ELPAIS.com - Madrid - 26/06/2007







"Conduces deprisa. Nadie cree que la tengas grande". Ése es el lema empleado por una campaña de tráfico australiana para intentar reducir las muertes en la carretera. El gancho es relacionar el exceso de velocidad y los alardes de masculinidad con la falta de esta última. Por aquello del "dime de qué presumes y te diré de lo que careces".

En el vídeo publicitario, varias mujeres se miran con complicidad y levantan el dedo meñique con cara de desprecio cuando un conductor pasa demasiado deprisa a su lado. La cosa queda clara: van deprisa, luego tienen el pene pequeño.
Ortodoxa o no, la campaña ha resultado efectiva pues, en poco espacio de tiempo, ha dado la vuelta al mundo. Medios de comunicación como la BBC o Il Corriere Della Sera se han eco de la curiosidad y varios internautas han colgado el vídeo en youtube.La campaña, que ha costado más de un millón y medio de euros, pretende que el exceso de velocidad se convierta en una práctica socialmente criticada. El anuncio se emitirá en cines, televisión, internet y vallas publicitarias.

miércoles, febrero 14, 2007

Reapropiarse de la condición masculina

El feminismo del siglo pasado descubrió las claves del discurso masculino y aprendió a desconfiar de sus argumentaciones, pero se le fue la mano porque acabó por demonizar al hombre, exceso por otra parte muy rentable que permite a muchas mujeres –y hombres- instalarse en la posición de víctimas o protectoras de las víctimas y disfrutar de los beneficios secundarios de tal opción. Los medios invertidos en crear un imaginario en consonancia son colosales y están resultando efectivos.

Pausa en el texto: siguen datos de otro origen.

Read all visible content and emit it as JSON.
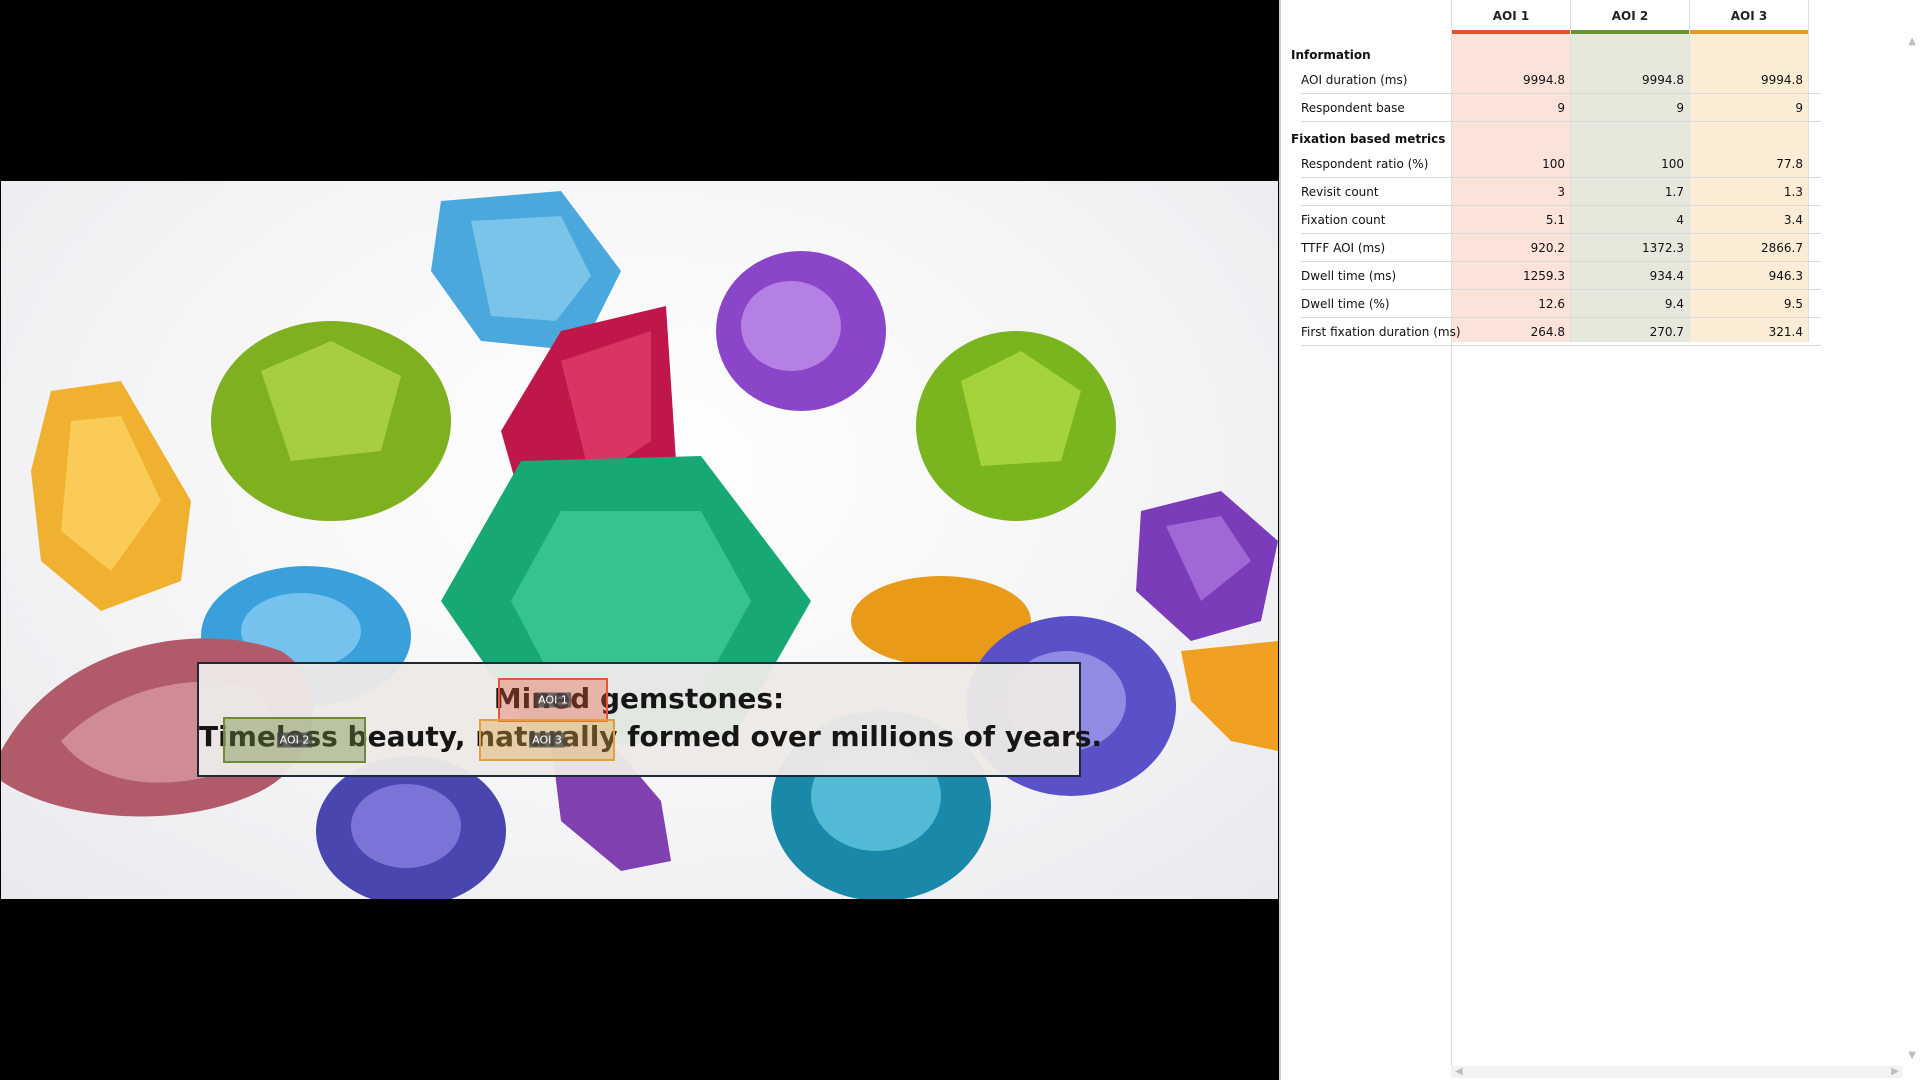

Ahora "toca" enseñar a los hombres a reapropiarse de su condición masculina desde los desvelamientos del feminismo. De hecho, un sector del feminismo más lúcido y "sensible", consciente de la inevitabilidad del ser masculino, prepara incesantemente guiones para redimirlo y convertirlo a un nuevo estado, aunque a costa de negar más que de afirmar su naturaleza. Mal camino. Esa necesaria transformación –abandono de los estereotipos tradicionales, alumbramiento de un nuevo imaginario, etc.- sólo podrá conseguirse si los hombres aprenden a desconfiar sanamente del discurso feminista y parten de la afirmación desacomplejada de su condición masculina. El primer paso quizás sea el de crear un nuevo imaginario y divulgarlo insistentemente a través de los medios de comunicación. Al futuro de nuestra especie le conviene. Podría empezarse por “los nuevos papás”, un hito reciente en la historia de la humanidad.